ColosseumI don’t like going through my possessions. It’s like a slow steady torture. Gathering and sorting, each item evaluated for worth and placed in a pile. There are only three answers, keep, donate, or toss, but the questions are endless. Are you good enough to keep? I only need one; maybe this one is better? Could someone else use this? What is this? Why the hell do I have this piece of crap? It’s a game of decisions and choices that I don’t like to play.

But play I did. While others were still coming down from their turkey and pumpkin pie fix, I was in what used to be my bedroom, now junk holder until we get the closets done, going through the boxes of crap that have been accumulating for the last thirteen years. I shredded until the shredder started smoking, and I filled huge Rubbermaid crates full of stuff for Goodwill and I tossed out trash bags full of former treasures that are now landfill filler. It was painful, but in a good way.
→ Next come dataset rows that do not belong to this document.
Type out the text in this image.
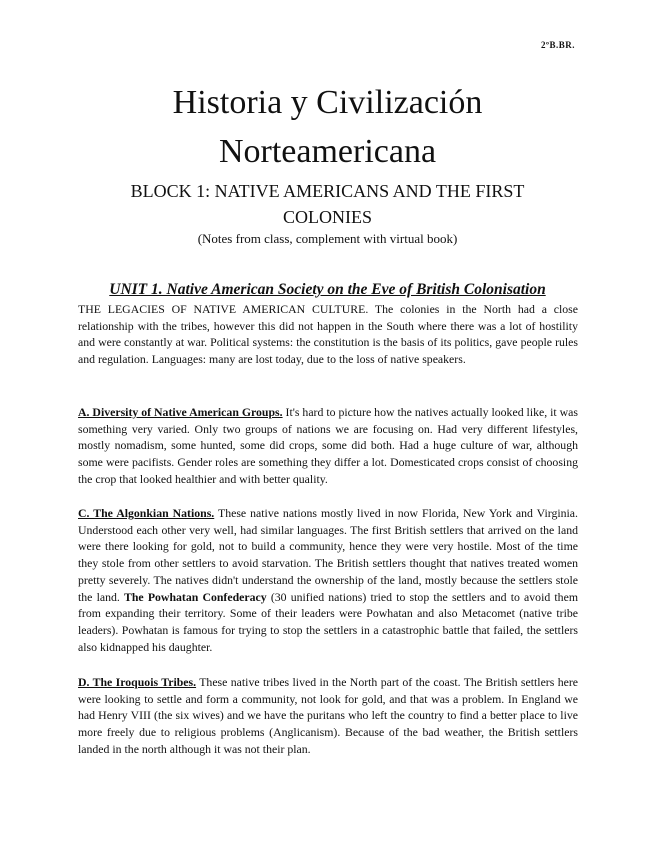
2ºB.BR.
Historia y Civilización
Norteamericana
BLOCK 1: NATIVE AMERICANS AND THE FIRST
COLONIES
(Notes from class, complement with virtual book)
UNIT 1. Native American Society on the Eve of British Colonisation
THE LEGACIES OF NATIVE AMERICAN CULTURE. The colonies in the North had a close relationship with the tribes, however this did not happen in the South where there was a lot of hostility and were constantly at war. Political systems: the constitution is the basis of its politics, gave people rules and regulation. Languages: many are lost today, due to the loss of native speakers.
A. Diversity of Native American Groups. It's hard to picture how the natives actually looked like, it was something very varied. Only two groups of nations we are focusing on. Had very different lifestyles, mostly nomadism, some hunted, some did crops, some did both. Had a huge culture of war, although some were pacifists. Gender roles are something they differ a lot. Domesticated crops consist of choosing the crop that looked healthier and with better quality.
C. The Algonkian Nations. These native nations mostly lived in now Florida, New York and Virginia. Understood each other very well, had similar languages. The first British settlers that arrived on the land were there looking for gold, not to build a community, hence they were very hostile. Most of the time they stole from other settlers to avoid starvation. The British settlers thought that natives treated women pretty severely. The natives didn't understand the ownership of the land, mostly because the settlers stole the land. The Powhatan Confederacy (30 unified nations) tried to stop the settlers and to avoid them from expanding their territory. Some of their leaders were Powhatan and also Metacomet (native tribe leaders). Powhatan is famous for trying to stop the settlers in a catastrophic battle that failed, the settlers also kidnapped his daughter.
D. The Iroquois Tribes. These native tribes lived in the North part of the coast. The British settlers here were looking to settle and form a community, not look for gold, and that was a problem. In England we had Henry VIII (the six wives) and we have the puritans who left the country to find a better place to live more freely due to religious problems (Anglicanism). Because of the bad weather, the British settlers landed in the north although it was not their plan.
Over the weekend I slowly worked my through the weird fashions and poor decorating choices of my early adulthood. Then the nursing bras, childproofing devices, and ready to assemble furniture of early motherhood came under attack. I tossed and donated my way through the first three years of homeschooling. When I got done there was still a lot of crap. A whole lot of crap. I guess Rome wasn’t built in a day.

To Be Continued

3 Responses to “Building Rome - Part 1”

  1. I understand the concept of accumulating crap in the home. I don’t get how it actually happens, but piles of random stuff appear from nowhere and somehow merge into huge lumps of junk. Okay, I’ve had this fantasy of creating funeral pyres of crap in my yard to ceremonially burn. Yeah, I realize it’s over the top and not environmentally sound, but it would be cathartic.

    What do you think? Would there be something that you would want to do with your crap? You mentioned Rome, and I got this picture of “Rome Burning.” If you played violin, you could torch the stuff in your yard and “fiddle as Rome burns…”

  2. I’m afraid of my collection. I just move it and avoid eye contact.

  3. SamokDaddy - I’ve often fanticized about dumping my house upside down and starting over. I might do a post about burning rome as a building rome intermission.

    Whit - Thats a good move. I think acknowledging it makes it stronger.